RAMMSTEIN
Mein Herz Brennt
Universal Music GroupTrack listing:
01. Mein Herz Brennt - Piano Version
02. Gib Mir Deine Augen
03. Mein Herz Brennt - Video Edit
04. Mein Herz Brennt - Boys Noize Rmx
05. Mein Herz Brennt - Piano Instrumental
To promote their forthcoming "Videos 1995-2012" package, RAMMSTEIN dishes up a five track maxi-single for "Mein Herz Brennt", the dank yet epicurean opening number of their 2001 album "Mutter".
Depending on which video clip you call up, the standard rock version or the newly-touted piano version, you're guaranteed to be creeped out by Till Lindemann's garish performance art. His Gaiman-esque transformation from androgynous hedonist to mutated man-roach in the rock version of "Mein Herz Brennt" will leave an impressionable haunt afterwards. In the stripped-down piano version, Lindemann comes off like a flagellated, alpha-bred mockery of Pris from "Blade Runner" as he taunts the camera's eye and dares his audience to cross into his perverse fugue before slipping into subterfuge down, of all things, an emptied hot tub.
By association, what the "Mein Herz Brennt" maxi-single has to offer new is the piano interpretation of the song, once bearing Lindemann's vocals, repeated later as an instrumental. For certain, there's a beleaguered sorrow rolling through the piano versions, isolated as stark revelations to something far more sinister than when they serve as parts to the original track. As the translation of "Mein Herz Brennt" equates into "my heart burns," cued images of sodden red wax down sweltering candelabras simulating blood are impossible to push from the mind's eye.
The studio cut of "Mein Herz Brennt" is presented as an abbreviated video edit, followed by the industrial-grooved (LAIBACH and SKINNY PUPPY in nature, surprise surprise) "Boys Noize" remix, all good fun in the latter case. However, the main notable to this package is the previously-unreleased "Gib Mir Deine Augen", a compact crunk jam with a harrowing piano intro and outro plus a dense, Gothic throb that's even weightier than much of their most-recent full-length, "Liebe Ist fur Alle Da".

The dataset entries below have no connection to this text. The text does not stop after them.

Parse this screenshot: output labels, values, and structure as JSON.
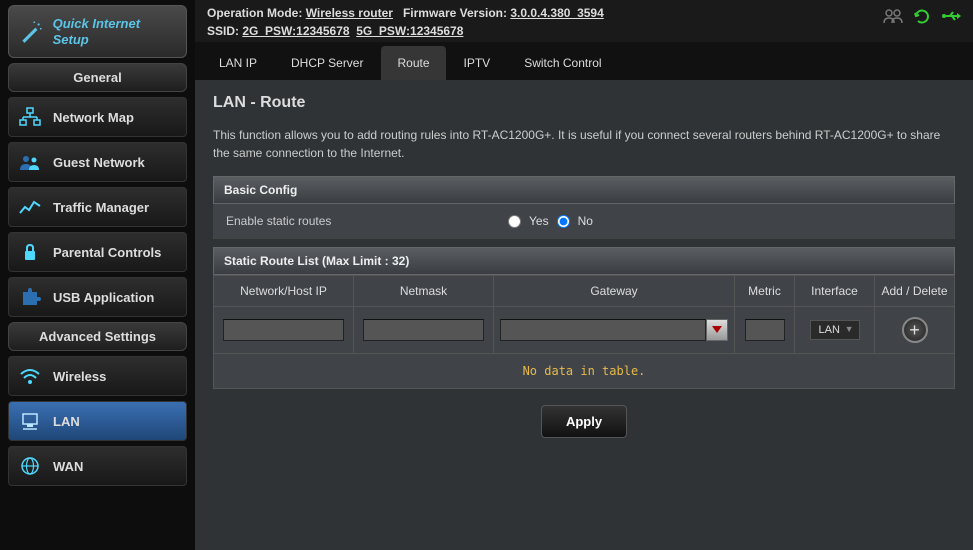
{
  "quick_setup": {
    "label": "Quick Internet Setup"
  },
  "sections": {
    "general": {
      "title": "General",
      "items": [
        {
          "label": "Network Map"
        },
        {
          "label": "Guest Network"
        },
        {
          "label": "Traffic Manager"
        },
        {
          "label": "Parental Controls"
        },
        {
          "label": "USB Application"
        }
      ]
    },
    "advanced": {
      "title": "Advanced Settings",
      "items": [
        {
          "label": "Wireless"
        },
        {
          "label": "LAN"
        },
        {
          "label": "WAN"
        }
      ]
    }
  },
  "topbar": {
    "op_mode_label": "Operation Mode:",
    "op_mode_value": "Wireless router",
    "fw_label": "Firmware Version:",
    "fw_value": "3.0.0.4.380_3594",
    "ssid_label": "SSID:",
    "ssid_2g": "2G_PSW:12345678",
    "ssid_5g": "5G_PSW:12345678"
  },
  "tabs": [
    {
      "label": "LAN IP"
    },
    {
      "label": "DHCP Server"
    },
    {
      "label": "Route"
    },
    {
      "label": "IPTV"
    },
    {
      "label": "Switch Control"
    }
  ],
  "page": {
    "title": "LAN - Route",
    "description": "This function allows you to add routing rules into RT-AC1200G+. It is useful if you connect several routers behind RT-AC1200G+ to share the same connection to the Internet."
  },
  "basic_config": {
    "header": "Basic Config",
    "row_label": "Enable static routes",
    "yes": "Yes",
    "no": "No",
    "selected": "no"
  },
  "route_list": {
    "header": "Static Route List (Max Limit : 32)",
    "cols": {
      "network": "Network/Host IP",
      "netmask": "Netmask",
      "gateway": "Gateway",
      "metric": "Metric",
      "interface": "Interface",
      "action": "Add / Delete"
    },
    "interface_value": "LAN",
    "empty_msg": "No data in table."
  },
  "apply": "Apply"
}
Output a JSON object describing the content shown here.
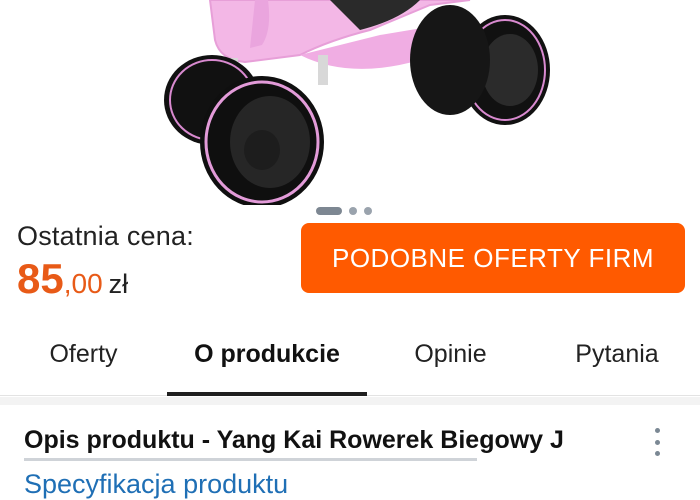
{
  "product_image": {
    "alt_subject": "balance-bike-image"
  },
  "price": {
    "label": "Ostatnia cena:",
    "integer": "85",
    "decimal": ",00",
    "currency": "zł",
    "accent_color": "#e85a17"
  },
  "similar_offers_button": {
    "label": "PODOBNE OFERTY FIRM",
    "color": "#ff5a00"
  },
  "tabs": [
    {
      "label": "Oferty",
      "active": false
    },
    {
      "label": "O produkcie",
      "active": true
    },
    {
      "label": "Opinie",
      "active": false
    },
    {
      "label": "Pytania",
      "active": false
    }
  ],
  "carousel": {
    "count": 3,
    "active_index": 0
  },
  "description": {
    "title": "Opis produktu - Yang Kai Rowerek Biegowy J",
    "spec_link": "Specyfikacja produktu",
    "menu_icon": "more-vertical-icon"
  }
}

If anything, this package dissects one of RAMMSTEIN's generally-overlooked-yet-powerful numbers by opening the wounds that inspired it and tapping the skein. Bloodletting is about in this old-is-new counterpoint between hammering rock modes and Baroque processionals into despair, offering a bit more than just an unapologetic marketing pitch.